My previous post discussed whether it was desirable to suppress true information when you believe that it being known will have bad effects. Two examples offered were hiding the implications of evolution for the distribution of abilities by sex or race and distorting the evidence on the implications of climate change to make them look worse. I offered two arguments against such a policy. This post is concerned with a third — that you might be wrong about the effects of the information you want to suppress.
The Weak Case Against Evolutionary Truth
Darwinian evolution produces organisms optimized for reproductive success. The essential difference between male and female is their role in reproduction. While it is possible that the optimal distribution of characteristics is the same for male and female there is no reason to expect it to be, some reason to expect it to be different.

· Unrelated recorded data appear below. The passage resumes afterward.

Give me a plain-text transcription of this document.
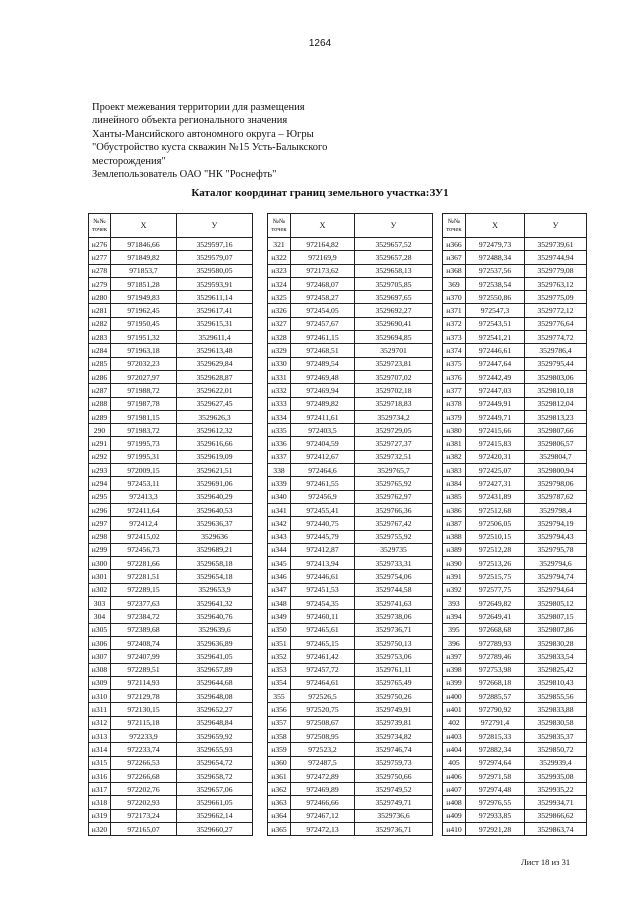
1264
Проект межевания территории для размещения
линейного объекта регионального значения
Ханты-Мансийского автономного округа – Югры
"Обустройство куста скважин №15 Усть-Балыкского
месторождения"
Землепользователь ОАО "НК "Роснефть"
Каталог координат границ земельного участка:ЗУ1
№№
точек	X	У
н276	971846,66	3529597,16
н277	971849,82	3529579,07
н278	971853,7	3529580,05
н279	971851,28	3529593,91
н280	971949,83	3529611,14
н281	971962,45	3529617,41
н282	971950,45	3529615,31
н283	971951,32	3529611,4
н284	971963,18	3529613,48
н285	972032,23	3529629,84
н286	972027,97	3529628,87
н287	971988,72	3529622,01
н288	971987,78	3529627,45
н289	971981,15	3529626,3
290	971983,72	3529612,32
н291	971995,73	3529616,66
н292	971995,31	3529619,09
н293	972009,15	3529621,51
н294	972453,11	3529691,06
н295	972413,3	3529640,29
н296	972411,64	3529640,53
н297	972412,4	3529636,37
н298	972415,02	3529636
н299	972456,73	3529689,21
н300	972281,66	3529658,18
н301	972281,51	3529654,18
н302	972289,15	3529653,9
303	972377,63	3529641,32
304	972384,72	3529640,76
н305	972389,68	3529639,6
н306	972408,74	3529636,89
н307	972407,99	3529641,05
н308	972289,51	3529657,89
н309	972114,93	3529644,68
н310	972129,78	3529648,08
н311	972130,15	3529652,27
н312	972115,18	3529648,84
н313	972233,9	3529659,92
н314	972233,74	3529655,93
н315	972266,53	3529654,72
н316	972266,68	3529658,72
н317	972202,76	3529657,06
н318	972202,93	3529661,05
н319	972173,24	3529662,14
н320	972165,07	3529660,27
№№
точек	X	У
321	972164,82	3529657,52
н322	972169,9	3529657,28
н323	972173,62	3529658,13
н324	972468,07	3529705,85
н325	972458,27	3529697,65
н326	972454,05	3529692,27
н327	972457,67	3529690,41
н328	972461,15	3529694,85
н329	972468,51	3529701
н330	972489,54	3529723,81
н331	972469,48	3529707,02
н332	972469,94	3529702,18
н333	972489,82	3529718,83
н334	972411,61	3529734,2
н335	972403,5	3529729,05
н336	972404,59	3529727,37
н337	972412,67	3529732,51
338	972464,6	3529765,7
н339	972461,55	3529765,92
н340	972456,9	3529762,97
н341	972455,41	3529766,36
н342	972440,75	3529767,42
н343	972445,79	3529755,92
н344	972412,87	3529735
н345	972413,94	3529733,31
н346	972446,61	3529754,06
н347	972451,53	3529744,58
н348	972454,35	3529741,63
н349	972460,11	3529738,06
н350	972465,61	3529736,71
н351	972465,15	3529750,13
н352	972461,42	3529753,06
н353	972457,72	3529761,11
н354	972464,61	3529765,49
355	972526,5	3529750,26
н356	972520,75	3529749,91
н357	972508,67	3529739,81
н358	972508,95	3529734,82
н359	972523,2	3529746,74
н360	972487,5	3529759,73
н361	972472,89	3529750,66
н362	972469,89	3529749,52
н363	972466,66	3529749,71
н364	972467,12	3529736,6
н365	972472,13	3529736,71
№№
точек	X	У
н366	972479,73	3529739,61
н367	972488,34	3529744,94
н368	972537,56	3529779,08
369	972538,54	3529763,12
н370	972550,86	3529775,09
н371	972547,3	3529772,12
н372	972543,51	3529776,64
н373	972541,21	3529774,72
н374	972446,61	3529786,4
н375	972447,64	3529795,44
н376	972442,49	3529803,06
н377	972447,03	3529810,18
н378	972449,91	3529812,04
н379	972449,71	3529813,23
н380	972415,66	3529807,66
н381	972415,83	3529806,57
н382	972420,31	3529804,7
н383	972425,07	3529800,94
н384	972427,31	3529798,06
н385	972431,89	3529787,62
н386	972512,68	3529798,4
н387	972506,05	3529794,19
н388	972510,15	3529794,43
н389	972512,28	3529795,78
н390	972513,26	3529794,6
н391	972515,75	3529794,74
н392	972577,75	3529794,64
393	972649,82	3529805,12
н394	972649,41	3529807,15
395	972668,68	3529807,86
396	972789,93	3529830,28
н397	972789,46	3529833,54
н398	972753,98	3529825,42
н399	972668,18	3529810,43
н400	972885,57	3529855,56
н401	972790,92	3529833,88
402	972791,4	3529830,58
н403	972815,33	3529835,37
н404	972882,34	3529850,72
405	972974,64	3529939,4
н406	972971,58	3529935,08
н407	972974,48	3529935,22
н408	972976,55	3529934,71
н409	972933,85	3529866,62
н410	972921,28	3529863,74
Лист 18 из 31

That is obviously true for observable physical characteristics, including ones such as height not obviously linked to reproduction, so very likely true for less observable characteristics such as the distribution of intelligence. That is supported by evidence. While IQ tests have been normed to give the same average for men and women, average performance on different parts of the test is different, as is the distribution of IQ. While it is logically possible that the observed differences are all due to differences in the social environment, there is no good reason to assume so.
It follows that there is no good reason to expect the number of men with the talents necessary for a particular task, writing fiction or researching mathematics, to be the same as the number of women, hence no good reason to attribute the fact that a majority of successful fiction writers are female and majority of top mathematicians are male to discrimination.
Is there a good reason to pretend the opposite? The only argument I can see for doing so — readers may be able to offer others — is that the knowledge that fewer women than men have talents needed to be top mathematicians may discourage some who do from pursuing that career. But a woman interested in mathematics has better evidence than her gender — her actual performance in math classes and contests. If she has the ability to be a top mathematician it will rapidly become obvious that she is more talented in that field than most, male or female.
One cost of suppressing the information is that young adults, male and female, have less relevant information about what careers they are likely to succeed in. Another is that people falsely deduce discrimination from differing outcomes, act to correct imaginary problems.
What about the same issue with regard to different distributions of characteristics by race? The argument for expecting them is weaker, since males of all races have been optimized for success in the male role in reproduction, females for success in the female role. But people of different races as conventionally defined are descended from ancestors adapted to different environments. That fact explains the physical differences by which we identify them — the optimal distribution of physical characteristics is different in different environments — and there is no reason why the same should not be true for mental characteristics. That does not tell us what difference to expect but it does imply that there is no reason to assume there are no differences.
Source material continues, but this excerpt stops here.